Even though I only tried them out with the included Comply tips, the BA200 doesn't seem nearly as fit dependent with the sound as is the DBA-02. Even with foam tips, I had trouble appreciating the capabilities of the DBA-02, and have only recently discovered a good combination (Sony Hybrids on Monster spacers, pushed to the hilt). However, with the BA200, it's basically just plug and play. The housings fit very comfortably in my ears with zero play whatsoever; it feels like the love child between the Westone and new Shure SEXX5 housings, a definite plus in my book! With regard to build, the housings also feel more solid than those from Westone (they can feel fairly flimsy at times) but are only marginally heavier. The BA200's Beats-like flat cables felt very good to the touch and worked as advertised --- no tangles and lower microphonics (not that it really matters much, as the BA200 is exclusively an over-the-ear design). The Y-split was extremely robust but a bit large (although I think TDK stuck a resistor in there for some reason). The one thing I could live without was the short cable. For most portable purposes, you'll need to use the supplied extension.
My original plan was to sell off the DBA-02 and have these replace them as my dual driver IEMs in my collection, but I've since decided against it. The BA200 has superior build, accessories, fit, and is gentler, but the DBA-02 is a pretty unique entity in the current landscape of IEMs; it possesses the razor sharp clarity of the most analytical of IEMs, and has gained wide acceptance on Head-Fi despite its shortcomings (thinner body, compressed dynamics). Of these items, the BA200 can only claim superiority with respect to the compressed sound space.

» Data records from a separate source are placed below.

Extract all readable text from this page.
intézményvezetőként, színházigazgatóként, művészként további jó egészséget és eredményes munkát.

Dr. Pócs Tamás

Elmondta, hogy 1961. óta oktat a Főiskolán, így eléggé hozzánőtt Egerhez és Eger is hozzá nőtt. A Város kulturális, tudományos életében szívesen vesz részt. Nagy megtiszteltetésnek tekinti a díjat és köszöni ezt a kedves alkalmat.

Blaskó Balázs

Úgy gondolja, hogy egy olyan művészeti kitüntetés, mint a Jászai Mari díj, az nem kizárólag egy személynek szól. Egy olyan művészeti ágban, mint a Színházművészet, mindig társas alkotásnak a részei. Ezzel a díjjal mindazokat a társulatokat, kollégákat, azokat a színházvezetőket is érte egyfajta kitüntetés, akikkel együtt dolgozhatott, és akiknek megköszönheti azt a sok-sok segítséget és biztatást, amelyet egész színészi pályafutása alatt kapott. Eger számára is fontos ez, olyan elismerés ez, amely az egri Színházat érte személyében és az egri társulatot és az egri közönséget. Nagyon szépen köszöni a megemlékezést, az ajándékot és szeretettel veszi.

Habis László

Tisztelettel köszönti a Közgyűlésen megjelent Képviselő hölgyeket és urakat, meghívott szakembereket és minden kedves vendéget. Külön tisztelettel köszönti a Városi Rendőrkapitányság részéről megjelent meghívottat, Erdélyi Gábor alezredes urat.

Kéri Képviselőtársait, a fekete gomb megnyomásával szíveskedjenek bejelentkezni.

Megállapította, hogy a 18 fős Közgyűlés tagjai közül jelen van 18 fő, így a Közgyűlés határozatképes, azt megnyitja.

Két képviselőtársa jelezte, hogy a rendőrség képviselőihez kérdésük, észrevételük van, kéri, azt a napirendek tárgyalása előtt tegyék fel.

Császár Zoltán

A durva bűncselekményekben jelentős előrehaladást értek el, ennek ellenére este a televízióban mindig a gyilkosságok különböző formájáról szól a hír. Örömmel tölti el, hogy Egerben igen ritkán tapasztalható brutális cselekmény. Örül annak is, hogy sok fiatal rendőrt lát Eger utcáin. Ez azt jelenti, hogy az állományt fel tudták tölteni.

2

So is it worth the MSRP of $250? With the amount of experience I was able to have with it, I'm not sure --- perhaps $200 is reasonable.

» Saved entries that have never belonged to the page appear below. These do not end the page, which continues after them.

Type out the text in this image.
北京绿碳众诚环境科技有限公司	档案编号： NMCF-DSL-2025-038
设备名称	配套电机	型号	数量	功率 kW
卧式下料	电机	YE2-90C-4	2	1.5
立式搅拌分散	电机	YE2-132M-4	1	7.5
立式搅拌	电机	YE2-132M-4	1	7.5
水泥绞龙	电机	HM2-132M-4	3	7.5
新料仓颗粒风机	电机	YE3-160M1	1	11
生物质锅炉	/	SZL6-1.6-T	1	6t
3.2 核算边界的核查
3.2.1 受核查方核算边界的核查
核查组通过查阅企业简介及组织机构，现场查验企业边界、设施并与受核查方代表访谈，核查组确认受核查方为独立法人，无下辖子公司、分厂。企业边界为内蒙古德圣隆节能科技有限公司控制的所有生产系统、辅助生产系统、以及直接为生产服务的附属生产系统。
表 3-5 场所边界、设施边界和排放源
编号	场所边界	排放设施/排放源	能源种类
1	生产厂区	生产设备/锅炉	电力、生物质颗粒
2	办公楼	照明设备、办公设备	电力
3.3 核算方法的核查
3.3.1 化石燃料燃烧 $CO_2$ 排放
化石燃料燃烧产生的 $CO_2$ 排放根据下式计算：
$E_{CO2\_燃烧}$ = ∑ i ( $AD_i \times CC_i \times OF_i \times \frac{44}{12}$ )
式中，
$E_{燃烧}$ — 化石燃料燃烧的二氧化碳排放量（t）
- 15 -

Its ergonomics are top notch, and build is close to top quality. The sound is likewise just about top-tier, but as with the case of most monitor-like IEMs, will alienate those looking for more emotionally involving earphones. In the same price category, the GR07 has a similar sound signature (though not the same) and expresses more dynamism.
Granted, these are very elementary impressions from a session of <20 minutes in duration, so my opinions may very well change significantly after extended ownership of them. With the price that I'm able to get them for, it'd almost be silly for me not to buy them, but I'll have to take my time to accrue extra money. Even so, I don't envision them flying off the shelves just yet, so I have some time to save up.
I got to try them with silicone tips tonight, and the sound is, in my opinion, much improved. The excellent treble extension is more pronounced with more sparkle, and overall, the balance reminded me of the EX1000 at low volume, with a little bit less detail and slightly more forward mids. Bass is great; just the right amount of impact and control for my tastes, although it isn't as well textured as I'd hope it to be. Then again, I was listening to it unamped, straight out of an iPod Touch, which doesn't do music quite the same justice as a proper portable or desktop system.
I have to emphasize that the ergonomics are truly excellent. They sit, without a doubt, better in my ears than any Westone or Shure ever have. The slight outward cant of the cable outlet on the housing allows the flat cables to curve perfectly around my ears. I tried them right next to a SE535 Special Edition and while the SE535 also fit very nicely, it didn't feel nearly as comfortable as the BA200 did.
However, and this is a pretty significant 'however', the BA200 still lacks dynamism. I'd like to reiterate that it is only marginally more dynamic sounding that the UM3x, as it is nevertheless tuned more as a professional monitor than as a personal listening device. The SE535 LTD-J I tried on right afterward felt so much more dynamic and involving. I don't want to fault the BA200 for being this way, but stay away if the flat affect of the monitor sound turns you off.
The price of these is just so tempting. Blast my broken ATM card!